His study involved GE potatoes that were altered in order to produce lectins, natural insecticides that protect the plant against aphids. Male rats were divided into two groups. Some were fed cooked GE potatoes while the others were fed cooked potatoes from the non-GE parent line.
At the end of the 110-day study, the rats were killed and their organs studied. What he noticed was disturbing.
The organs from the two groups differed considerably right down to the cell level, including changes in the sexual organs and total weight. Their immune systems also suffered damage.
Pusztai felt that, in view of these findings, more study was required to see if the organs of female rats would be similarly affected. When he voiced his concerns over these transgenic potatoes on a television program, he was promptly suspended and forced to retire. He was later vindicated when his research was peer-reviewed and published in Lancet.
Dr. Stanley Ewen of Aberdeen University and collaborator of Arpad Pusztai, has also done his own experiments on rats using GE potatoes. His 10-day study showed that greater effects took place in the rats that had eaten GE potatoes.
The effects included elongated small bowel mucosa and changes in the lymphatic counts. Evans also saw that raw GE foods have a greater effect on the gut than cooked ones – something of which raw food consumers should take note.

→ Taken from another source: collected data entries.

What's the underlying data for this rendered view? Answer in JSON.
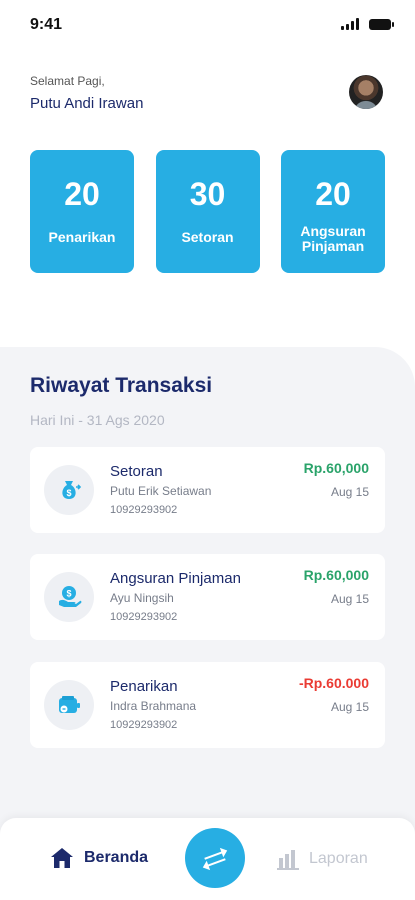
{
  "status": {
    "time": "9:41"
  },
  "header": {
    "greeting": "Selamat Pagi,",
    "user_name": "Putu Andi Irawan"
  },
  "stats": [
    {
      "value": "20",
      "label": "Penarikan"
    },
    {
      "value": "30",
      "label": "Setoran"
    },
    {
      "value": "20",
      "label": "Angsuran Pinjaman"
    }
  ],
  "history": {
    "title": "Riwayat Transaksi",
    "date_label": "Hari Ini - 31 Ags 2020",
    "transactions": [
      {
        "type": "Setoran",
        "person": "Putu Erik Setiawan",
        "ref": "10929293902",
        "amount": "Rp.60,000",
        "date": "Aug 15",
        "icon": "money-bag-icon"
      },
      {
        "type": "Angsuran Pinjaman",
        "person": "Ayu Ningsih",
        "ref": "10929293902",
        "amount": "Rp.60,000",
        "date": "Aug 15",
        "icon": "coin-hand-icon"
      },
      {
        "type": "Penarikan",
        "person": "Indra Brahmana",
        "ref": "10929293902",
        "amount": "-Rp.60.000",
        "date": "Aug 15",
        "icon": "wallet-icon"
      }
    ]
  },
  "nav": {
    "home_label": "Beranda",
    "report_label": "Laporan"
  },
  "colors": {
    "primary": "#27aee3",
    "navy": "#1c2a6b",
    "positive": "#2aa36a",
    "negative": "#ea3b33"
  }
}
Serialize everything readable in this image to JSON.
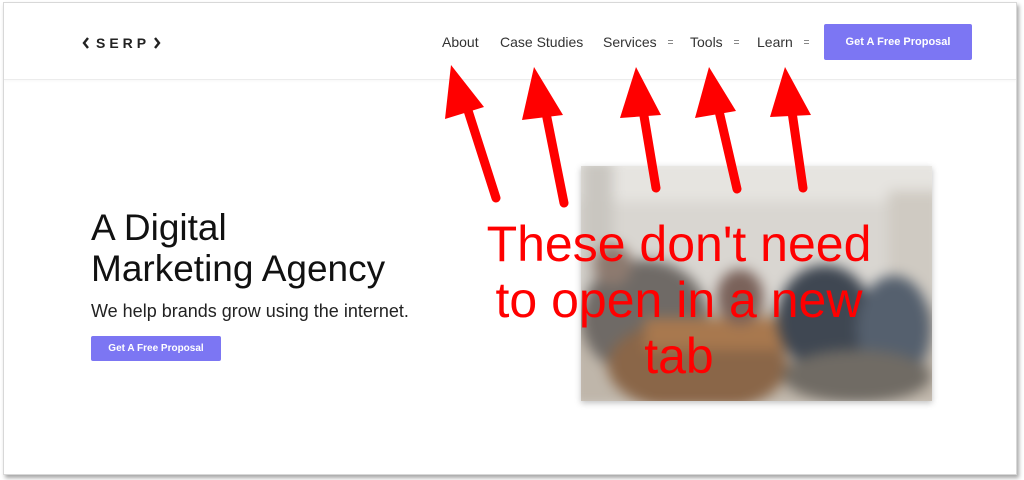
{
  "header": {
    "logo_text": "SERP",
    "nav": [
      {
        "label": "About",
        "has_dropdown": false
      },
      {
        "label": "Case Studies",
        "has_dropdown": false
      },
      {
        "label": "Services",
        "has_dropdown": true
      },
      {
        "label": "Tools",
        "has_dropdown": true
      },
      {
        "label": "Learn",
        "has_dropdown": true
      }
    ],
    "cta_label": "Get A Free Proposal"
  },
  "hero": {
    "title_line1": "A Digital",
    "title_line2": "Marketing Agency",
    "subtitle": "We help brands grow using the internet.",
    "cta_label": "Get A Free Proposal",
    "image_icon": "team-photo-blurred"
  },
  "annotation": {
    "line1": "These don't need",
    "line2": "to open in a new",
    "line3": "tab"
  },
  "colors": {
    "accent": "#7c76f3",
    "annotation": "#ff0000",
    "text": "#222222"
  }
}
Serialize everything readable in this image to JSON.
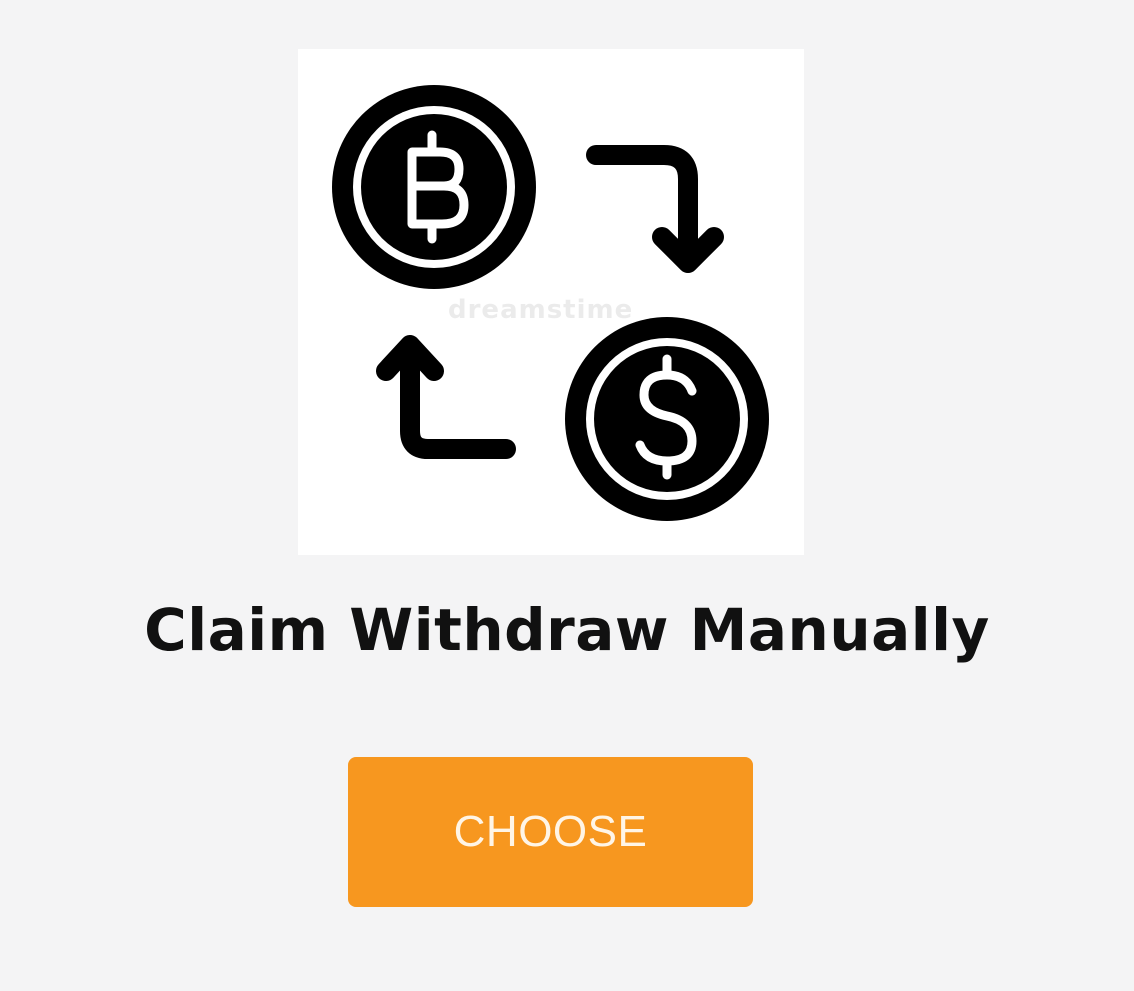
{
  "illustration": {
    "icon_name": "currency-exchange-icon",
    "watermark": "dreamstime"
  },
  "title": "Claim Withdraw Manually",
  "choose_button": {
    "label": "CHOOSE",
    "color": "#f7971f"
  }
}
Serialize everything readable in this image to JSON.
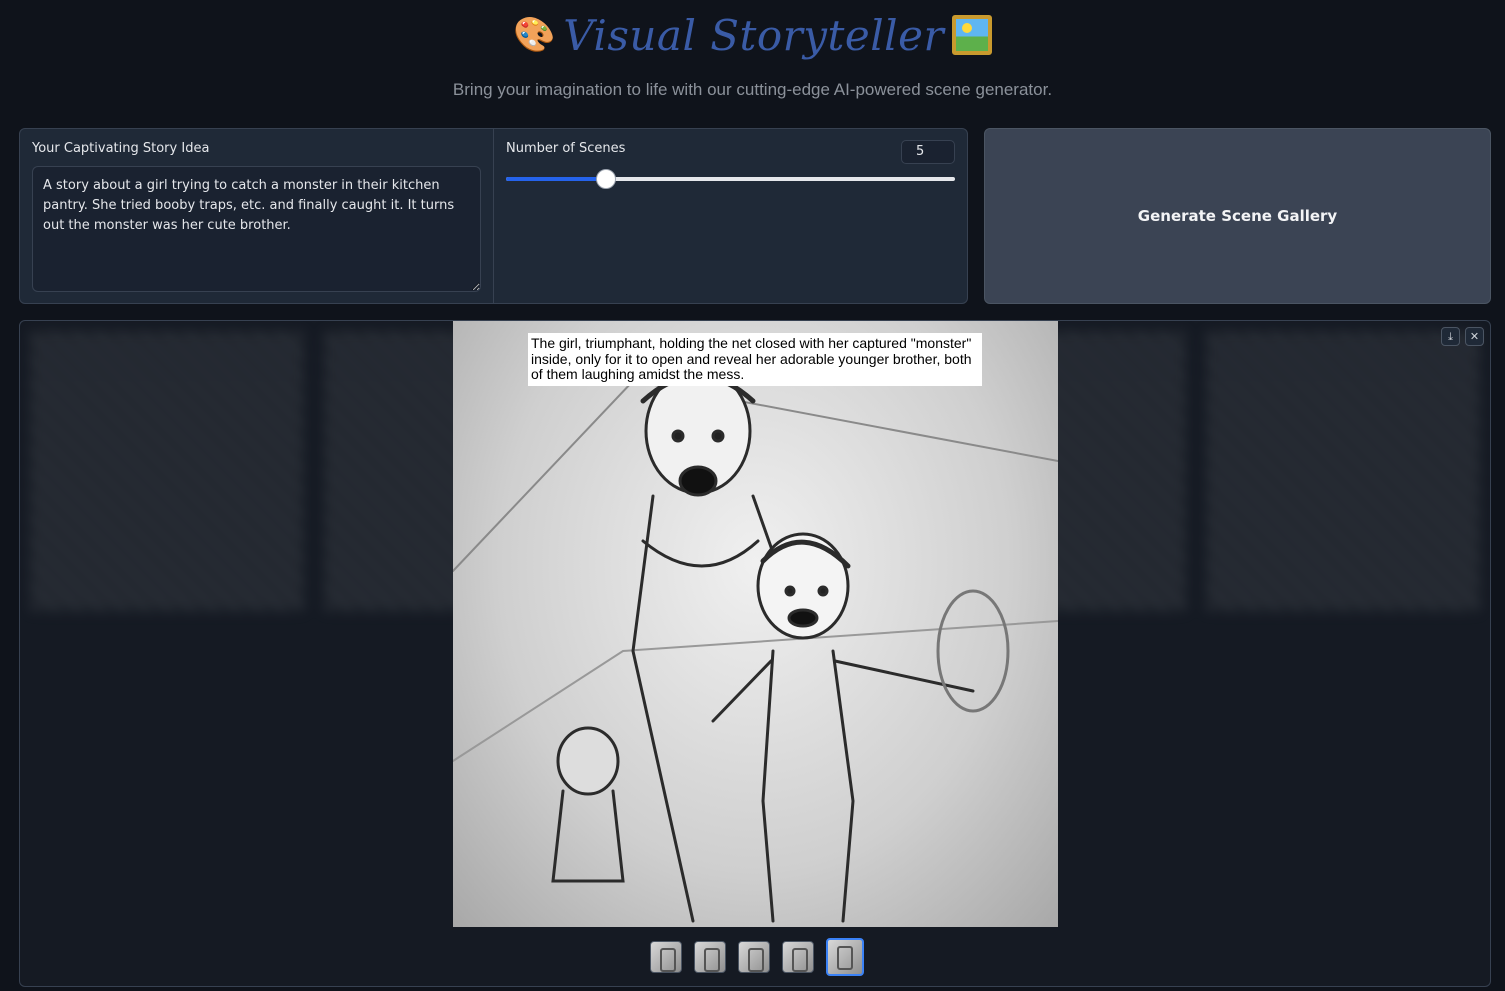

Because bowel disorders have also skyrocketed during the last decade since GE foods have been on the market, such studies indicate a major concern and should warrant further review before they continue to be foisted on humans.
Scientists in India have added a gene to potatoes which is supposed to produce more protein and essential amino acids.
Rice:
The infamous ‘golden rice’ is genetically engineered to produce the beta-carotene needed to increase vitamin A levels in the body. The goal is supposed to be an advantage for millions of people worldwide who go blind each year because of a vitamin A deficiency.
Currently, golden rice is undergoing safety and nutrition testing in the Philippines and expected to be available by 2005. However, one has to wonder if these experiments will yield the results the GE industry wants to hear or will the truth be allowed. Not only that, but you need to stop and do the math.
Just how much rice would someone have to eat in order to meet the minimum requirements to stave off blindness? Syngenta, the biotech company that owns many of the patents on the rice, has claimed that even one month of marketing delay would cause 50,000 children to go blind.
That threat alone should be a red flag.
Syngenta is also developing a GE rice to remove a protein that triggers allergic reactions. It is supposedly designed to help kidney dialysis patients in Asia who cannot tolerate the high protein content of the local rice. These must be some kind of powerful rice to do even half of what they claim.
Sweet Potatoes:
African scientists are working on a GE sweet potato that will resist a virus responsible for consuming more than three-quarters of the harvest in Kenya. However, the GE sweet potato failed to resist the virus in field tests.
Tomatoes:
Not to be discouraged by the FlavrSavr Tomato fiasco, scientists at Perdue University, along with the USDA, are developing GE tomatoes that will ripen later and give them a longer shelf life. The tomatoes are also supposed to contain higher levels of lycopene, a substance that may lower the risk of prostate cancer.
Wheat:
Scientists at the University of California are trying to develop wheat in order to reduce its allergenic properties. However, Monsanto is giving up on the project – for the time being.
Other crops include Roundup Ready versions of wheat, alfalfa, lettuce, tomatoes, golf-course turf grass, Bt apples, disease-resistant bananas, and herbicide-resistant rice and strawberries.
However, many of these crops are 5-10 years away from entering the food market. Because the public is expressing concern over these crops, fewer are being planted. In 1998, the FDA approved thirteen new GE crops; but, by 2002, that number had dropped to two.